35h Th, 2h Pr, 12h Labo., 40h Proj.
Number of credits
Language(s) of instruction
Organisation and examination
Teaching in the first semester, review in January
Units courses prerequisite and corequisite
Prerequisite or corequisite units are presented within each program
Learning unit contents
Computer networking is studied using a top-down approach, from applications down to the network layer. It is composed of the following chapters:
- Internet architecture : network edge/core/access, protocol layers, history.
- Application layer: web and HTTP, DNS, socket programming.
- Transport layer: (de)multiplexing, connectionless transport (UDP), reliable data transfer, connection-oriented transport (TCP), flow and congestion control.
- Network layer: data and control planes, router architecture, Internet Protocol (IP), addressing and forwarding, routing algorithms (RIP, OSPF, BGP).
- Link layer and Local Area Networks: error detection, LAN, MAC addresses, ARP, Ethernet, hubs/switches, spanning trees, VLAN
Learning outcomes of the learning unit
At the end of the course students will understand well the principles of computer networks, their layered architectures (OSI and TCP/IP models), the fundamental mechanisms governing the protocols in various layers, and some examples of existing protocols.
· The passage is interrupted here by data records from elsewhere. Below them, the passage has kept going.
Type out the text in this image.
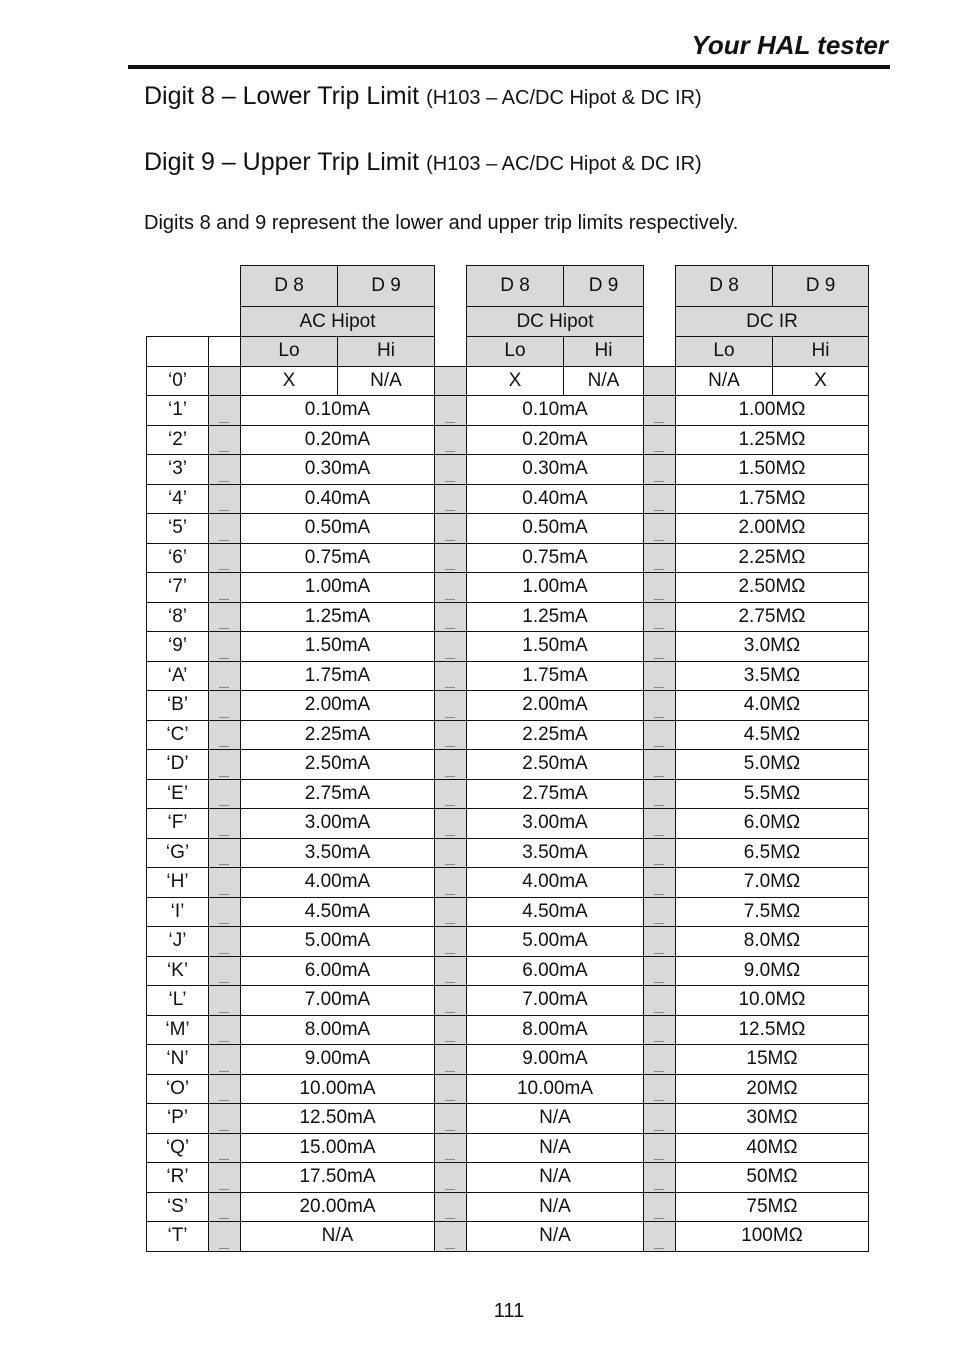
Your HAL tester
Digit 8 – Lower Trip Limit (H103 – AC/DC Hipot & DC IR)
Digit 9 – Upper Trip Limit (H103 – AC/DC Hipot & DC IR)
Digits 8 and 9 represent the lower and upper trip limits respectively.
		D 8	D 9		D 8	D 9		D 8	D 9
		AC Hipot			DC Hipot			DC IR	
		Lo	Hi		Lo	Hi		Lo	Hi
‘0’		X	N/A		X	N/A		N/A	X
‘1’		0.10mA			0.10mA			1.00MΩ	
‘2’		0.20mA			0.20mA			1.25MΩ	
‘3’		0.30mA			0.30mA			1.50MΩ	
‘4’		0.40mA			0.40mA			1.75MΩ	
‘5’		0.50mA			0.50mA			2.00MΩ	
‘6’		0.75mA			0.75mA			2.25MΩ	
‘7’		1.00mA			1.00mA			2.50MΩ	
‘8’		1.25mA			1.25mA			2.75MΩ	
‘9’		1.50mA			1.50mA			3.0MΩ	
‘A’		1.75mA			1.75mA			3.5MΩ	
‘B’		2.00mA			2.00mA			4.0MΩ	
‘C’		2.25mA			2.25mA			4.5MΩ	
‘D’		2.50mA			2.50mA			5.0MΩ	
‘E’		2.75mA			2.75mA			5.5MΩ	
‘F’		3.00mA			3.00mA			6.0MΩ	
‘G’		3.50mA			3.50mA			6.5MΩ	
‘H’		4.00mA			4.00mA			7.0MΩ	
‘I’		4.50mA			4.50mA			7.5MΩ	
‘J’		5.00mA			5.00mA			8.0MΩ	
‘K’		6.00mA			6.00mA			9.0MΩ	
‘L’		7.00mA			7.00mA			10.0MΩ	
‘M’		8.00mA			8.00mA			12.5MΩ	
‘N’		9.00mA			9.00mA			15MΩ	
‘O’		10.00mA			10.00mA			20MΩ	
‘P’		12.50mA			N/A			30MΩ	
‘Q’		15.00mA			N/A			40MΩ	
‘R’		17.50mA			N/A			50MΩ	
‘S’		20.00mA			N/A			75MΩ	
‘T’		N/A			N/A			100MΩ	
111
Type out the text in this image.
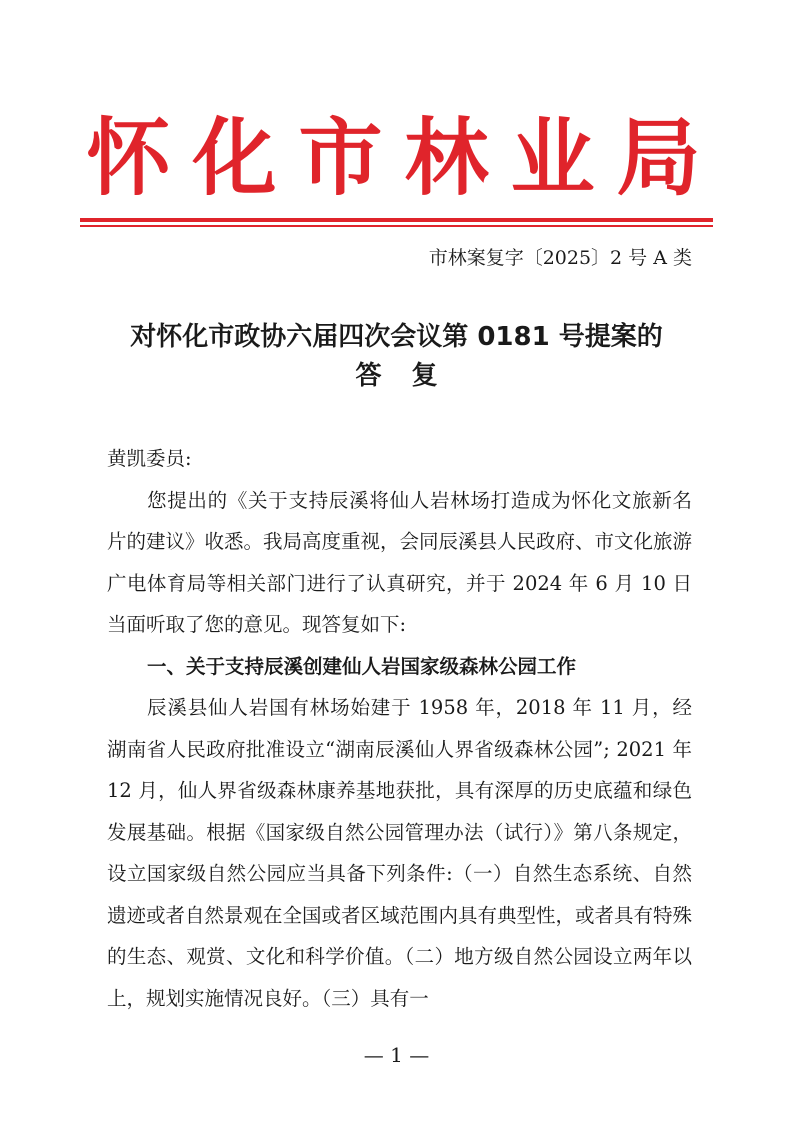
怀化市林业局
市林案复字〔2025〕2 号 A 类
对怀化市政协六届四次会议第 0181 号提案的
答复

黄凯委员:

您提出的《关于支持辰溪将仙人岩林场打造成为怀化文旅新名片的建议》收悉。我局高度重视，会同辰溪县人民政府、市文化旅游广电体育局等相关部门进行了认真研究，并于 2024 年 6 月 10 日当面听取了您的意见。现答复如下:

一、关于支持辰溪创建仙人岩国家级森林公园工作

辰溪县仙人岩国有林场始建于 1958 年，2018 年 11 月，经湖南省人民政府批准设立“湖南辰溪仙人界省级森林公园”; 2021 年 12 月，仙人界省级森林康养基地获批，具有深厚的历史底蕴和绿色发展基础。根据《国家级自然公园管理办法（试行）》第八条规定，设立国家级自然公园应当具备下列条件:（一）自然生态系统、自然遗迹或者自然景观在全国或者区域范围内具有典型性，或者具有特殊的生态、观赏、文化和科学价值。（二）地方级自然公园设立两年以上，规划实施情况良好。（三）具有一

— 1 —
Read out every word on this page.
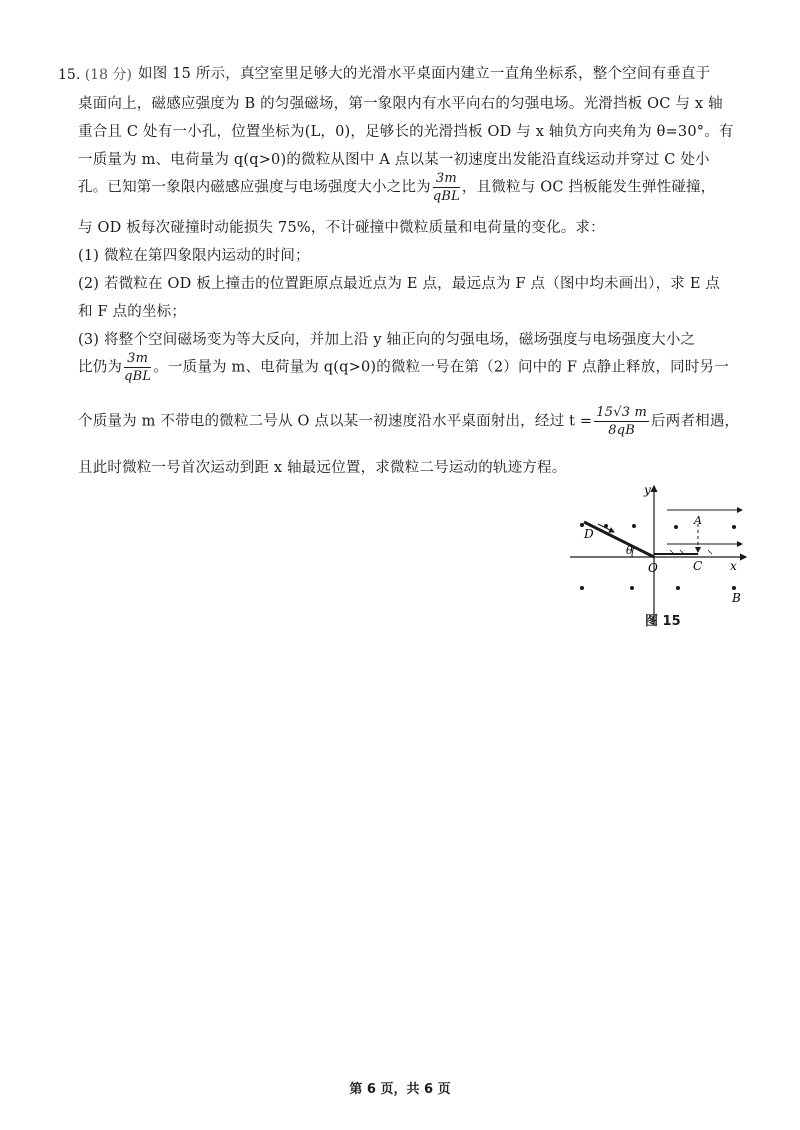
15. (18 分) 如图 15 所示，真空室里足够大的光滑水平桌面内建立一直角坐标系，整个空间有垂直于
桌面向上，磁感应强度为 B 的匀强磁场，第一象限内有水平向右的匀强电场。光滑挡板 OC 与 x 轴
重合且 C 处有一小孔，位置坐标为(L，0)，足够长的光滑挡板 OD 与 x 轴负方向夹角为 θ=30°。有
一质量为 m、电荷量为 q(q>0)的微粒从图中 A 点以某一初速度出发能沿直线运动并穿过 C 处小
孔。已知第一象限内磁感应强度与电场强度大小之比为 $\frac{3m}{\text{qBL}}$ ，且微粒与 OC 挡板能发生弹性碰撞，
与 OD 板每次碰撞时动能损失 75%，不计碰撞中微粒质量和电荷量的变化。求：
(1) 微粒在第四象限内运动的时间；
(2) 若微粒在 OD 板上撞击的位置距原点最近点为 E 点，最远点为 F 点（图中均未画出），求 E 点
和 F 点的坐标；
(3) 将整个空间磁场变为等大反向，并加上沿 y 轴正向的匀强电场，磁场强度与电场强度大小之
比仍为 $\frac{3m}{\text{qBL}}$ 。一质量为 m、电荷量为 q(q>0)的微粒一号在第（2）问中的 F 点静止释放，同时另一
个质量为 m 不带电的微粒二号从 O 点以某一初速度沿水平桌面射出，经过 $t = \frac{15√3 m}{8qB}$ 后两者相遇，
且此时微粒一号首次运动到距 x 轴最远位置，求微粒二号运动的轨迹方程。
y
x
O
A
C
D
B
θ
图 15
第 6 页，共 6 页
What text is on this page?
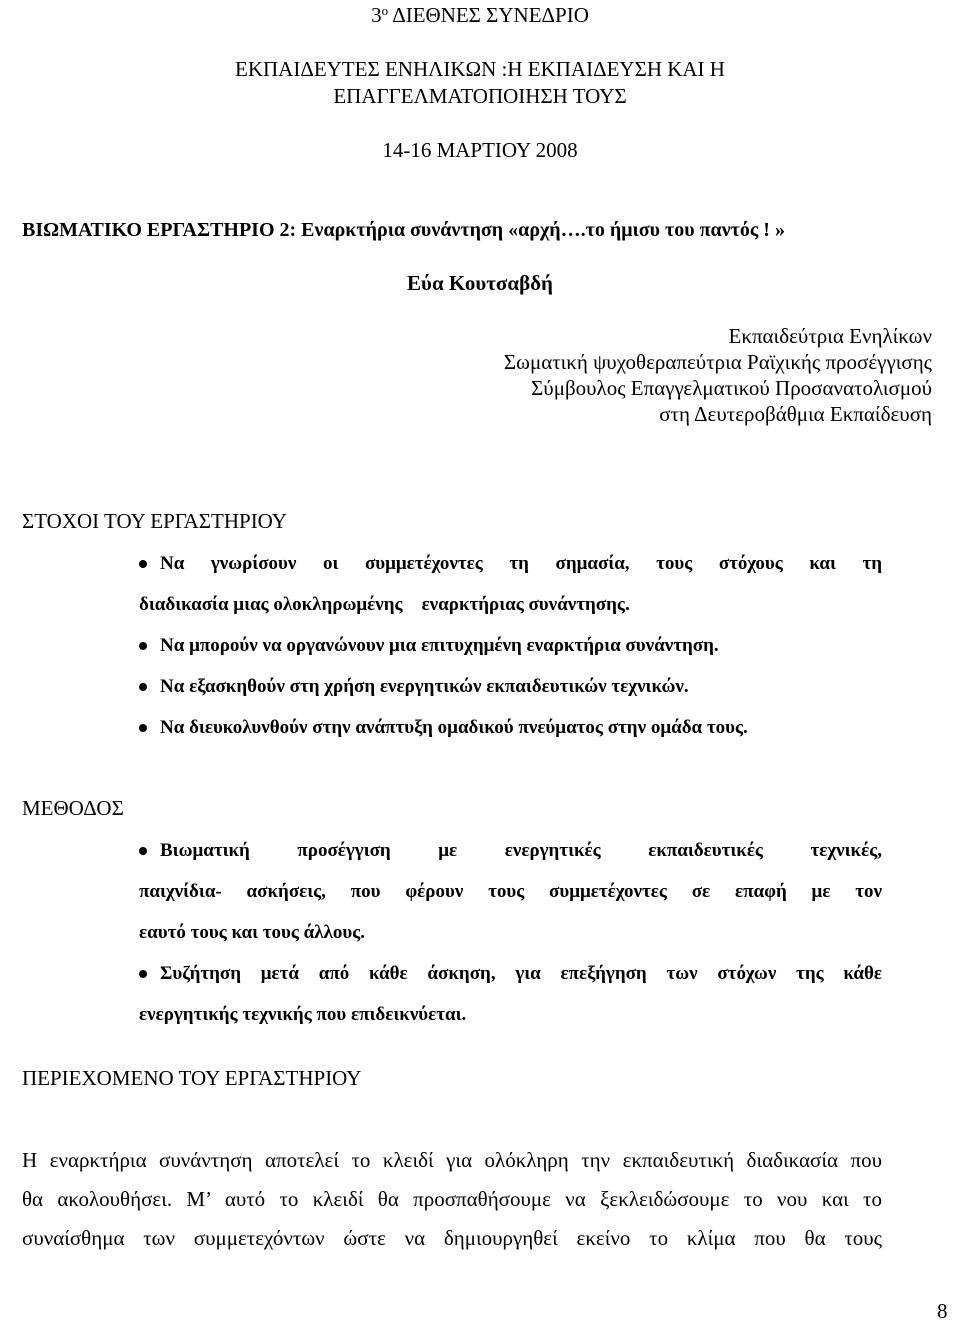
$3^o$ ΔΙΕΘΝΕΣ ΣΥΝΕΔΡΙΟ
ΕΚΠΑΙΔΕΥΤΕΣ ΕΝΗΛΙΚΩΝ :Η ΕΚΠΑΙΔΕΥΣΗ ΚΑΙ Η
ΕΠΑΓΓΕΛΜΑΤΟΠΟΙΗΣΗ ΤΟΥΣ
14-16 ΜΑΡΤΙΟΥ 2008
ΒΙΩΜΑΤΙΚΟ ΕΡΓΑΣΤΗΡΙΟ 2: Εναρκτήρια συνάντηση «αρχή….το ήμισυ του παντός ! »
Εύα Κουτσαβδή
Εκπαιδεύτρια Ενηλίκων
Σωματική ψυχοθεραπεύτρια Ραϊχικής προσέγγισης
Σύμβουλος Επαγγελματικού Προσανατολισμού
στη Δευτεροβάθμια Εκπαίδευση
ΣΤΟΧΟΙ ΤΟΥ ΕΡΓΑΣΤΗΡΙΟΥ
Να γνωρίσουν οι συμμετέχοντες τη σημασία, τους στόχους και τη
διαδικασία μιας ολοκληρωμένης    εναρκτήριας συνάντησης.
Να μπορούν να οργανώνουν μια επιτυχημένη εναρκτήρια συνάντηση.
Να εξασκηθούν στη χρήση ενεργητικών εκπαιδευτικών τεχνικών.
Να διευκολυνθούν στην ανάπτυξη ομαδικού πνεύματος στην ομάδα τους.
ΜΕΘΟΔΟΣ
Βιωματική προσέγγιση με ενεργητικές εκπαιδευτικές τεχνικές,
παιχνίδια- ασκήσεις, που φέρουν τους συμμετέχοντες σε επαφή με τον
εαυτό τους και τους άλλους.
Συζήτηση μετά από κάθε άσκηση, για επεξήγηση των στόχων της κάθε
ενεργητικής τεχνικής που επιδεικνύεται.
ΠΕΡΙΕΧΟΜΕΝΟ ΤΟΥ ΕΡΓΑΣΤΗΡΙΟΥ
Η εναρκτήρια συνάντηση αποτελεί το κλειδί για ολόκληρη την εκπαιδευτική διαδικασία που
θα ακολουθήσει. Μ’ αυτό το κλειδί θα προσπαθήσουμε να ξεκλειδώσουμε το νου και το
συναίσθημα των συμμετεχόντων ώστε να δημιουργηθεί εκείνο το κλίμα που θα τους
8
They will also be able to implement a simple web application in Java using the socket API.
The project brings out self-learning and teamwork capabilities, and helps improve the writing skills of the students. Teaching, and all support material, in English allow students to improve their knowledge and skills in this langage.
Prerequisite knowledge and skills
Two years of bachelor in computer science or equivalent. This prerequisite is mainly due to a network programming assignment that requires a good knowledge and practice of the Java programming language.
Planned learning activities and teaching methods
- Lectures (35 hours) describing in detail the theoretical and practical concepts of the course.
- Labs based on the Netkit network emulator, to go deeper into some concepts and thereby improve the understanding.
- Programming assignment: design and development in Java of a distributed application.
Mode of delivery (face to face, distance learning, hybrid learning)
Face-to-face lectures. Projects are mainly carried out remotely.
Recommended or required readings
Reference book: James F. Kurose and Keith W. Ross. Computer Networking - A Top-Down Approach (8th Edition), Pearson 2020.
Slides are available on eCampus.
Assessment methods and criteria
Exam(s) in session
The evaluation is threefold: the project, the labs, and the oral exam on the theory. The grade is a geometric mean of the theoretical and practical parts. The latter is a weighted arithmetic mean of the grades of the project and labs.
At the oral exam the student has to expose clearly and in a synthetical way one part of the course, and prove his/her in-depth understanding by answering questions. A student who has not completed his/her project is not allowed to take this exam.
The assessment of the project will be based on (1) the completeness of the software that will have to pass a series of functionality tests, (2) the quality of the code, and (3) the quality of the report.
Students may improve their project for the second exam session (in September), but cannot do the labs again. If the overall grade of the labs is favorable to the students, the second session is identical to the first one, with the same weighting. On the other hand, if the overall grade of the labs is not favorable to the student, it is not taken into account in September, and the grade becomes a weighted geometric mean of the project (30%) and the oral exam (70%).
First term (from September to December), on Wednesdays from 8:30am to 12:30pm.
The project will start after week 4 and last until the end at week 14.